Donald announces "A Portrait of Jennie" as "a very beautiful ballad" and plays as though he means it. His first chorus, so close to the melody yet so completely personal, reminds me of a theory I advanced in an analysis of improvisation in the New Encyclopedia of Jazz: that it is not just the notes themselves that are important, but how they are placed and how they are played.
"Cecile," though fundamentally a blues, is the most beguiling original in the set. Its main characteristics are the use of B Natural as a focal point in the theme (and again in parts of the solos), and the unexpected modulations to F that give the performer a dual mood, as well as a continuity that ties the long track together. The side closes with a snatch of the group's theme, a slow blues in F known as "Pure D. Funk."
"Jeannine," unrelated to the old pop waltz, is a Duke Pearson up-tempo piece kicked off by piano riffing that continues under the ensemble (which appropriately in view of the club's name, begins with a series of half notes). There is a mildly Oriental flavor to this colorful composition, with a hint of a Miles Davis groove. There's also a simple yet exotic touch to some of the latter part of Donald's excursion here-as usual, he adjusts his overall blowing feeling to the mood set by the theme.
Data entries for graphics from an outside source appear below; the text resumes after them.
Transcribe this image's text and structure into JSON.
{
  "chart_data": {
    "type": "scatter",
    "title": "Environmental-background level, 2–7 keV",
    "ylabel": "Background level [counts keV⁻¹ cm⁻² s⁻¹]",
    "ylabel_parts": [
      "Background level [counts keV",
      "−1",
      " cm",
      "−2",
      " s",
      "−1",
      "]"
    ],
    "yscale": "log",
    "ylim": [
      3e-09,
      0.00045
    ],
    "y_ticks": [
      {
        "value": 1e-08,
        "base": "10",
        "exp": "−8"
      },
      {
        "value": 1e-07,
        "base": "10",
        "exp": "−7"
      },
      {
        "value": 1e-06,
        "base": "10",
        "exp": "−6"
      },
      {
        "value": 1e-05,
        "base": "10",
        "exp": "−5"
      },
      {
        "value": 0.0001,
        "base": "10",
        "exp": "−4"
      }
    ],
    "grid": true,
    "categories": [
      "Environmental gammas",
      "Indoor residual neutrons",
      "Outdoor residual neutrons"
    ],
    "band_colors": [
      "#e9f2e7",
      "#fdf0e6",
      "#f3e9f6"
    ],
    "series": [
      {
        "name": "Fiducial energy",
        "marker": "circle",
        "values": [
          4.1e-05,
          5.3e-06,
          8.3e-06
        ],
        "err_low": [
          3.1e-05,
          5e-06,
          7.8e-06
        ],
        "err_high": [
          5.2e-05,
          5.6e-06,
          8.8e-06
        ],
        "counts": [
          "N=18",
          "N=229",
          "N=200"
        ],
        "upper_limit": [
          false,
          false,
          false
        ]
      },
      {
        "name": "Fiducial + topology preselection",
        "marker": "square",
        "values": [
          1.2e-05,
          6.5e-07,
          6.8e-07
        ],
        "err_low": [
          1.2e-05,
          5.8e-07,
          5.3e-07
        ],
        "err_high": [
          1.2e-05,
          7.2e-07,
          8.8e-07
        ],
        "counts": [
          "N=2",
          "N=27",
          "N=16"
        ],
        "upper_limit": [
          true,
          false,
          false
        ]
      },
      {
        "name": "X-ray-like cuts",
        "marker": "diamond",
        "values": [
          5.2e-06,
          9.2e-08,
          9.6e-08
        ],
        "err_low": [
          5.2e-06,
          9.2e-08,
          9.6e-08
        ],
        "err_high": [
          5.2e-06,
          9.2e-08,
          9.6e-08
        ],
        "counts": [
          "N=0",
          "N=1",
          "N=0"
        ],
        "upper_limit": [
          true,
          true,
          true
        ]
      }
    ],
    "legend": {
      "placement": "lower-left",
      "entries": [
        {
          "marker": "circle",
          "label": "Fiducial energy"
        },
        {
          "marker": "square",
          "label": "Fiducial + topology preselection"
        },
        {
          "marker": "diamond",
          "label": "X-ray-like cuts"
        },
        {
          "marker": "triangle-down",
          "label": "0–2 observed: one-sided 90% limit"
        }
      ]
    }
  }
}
A full-length treatment of "Pure D. Funk" completes the side. A provocative aspect of the rhythm section's work is the use of triplets with a difference-that is to say, a subtle difference that keeps them far from the rock'n'roll groove.
Triplets come prominently into play again on "Kimyas," first in Lex's sticks-on-cymbal introduction, then in the main ensemble, with variety established this time by the omission of the first and last beats in a 12/8 meter.
Pepper and Donald are expansively creative in this track and Duke maintains a fine, pulsating continuity in a three-chorus contribution. As often happens, Donald shows how well he knows the value of understatement for the effect of contrast; he reveals, too, his thorough grounding in jazz, for in addition to the unmistakably modern passages there are phrases here that Roy Eldridge might have used. Lex's Zildjians speak an important piece here and the consistent support of Laymon Jackson is especially noteworthy.
"When Sunny Gets Blue" is a pop song of a few years ago that has earned a measure of acceptance among modern jazzmen. The theme is ingeniously divided into fast waltz and slow 4/4 treatment. Duke is in the spotlight, playing with a keen melodic sense without ever crossing the border into Cocktail Piano Land. Atone point he plays rubato without drums, using the same contrast of meters that was employed in the ensemble.
At the end of this side Donald is heard thanking the Half Note clientele for being "a most receptive audience." It is fortunate for Donald, and for those jazz enthusiasts who are out of reach of the Half Note, that thanks to Blue Note Records the audience has now been multiplied many times in commemoration of a happy, relaxed and musically productive evening.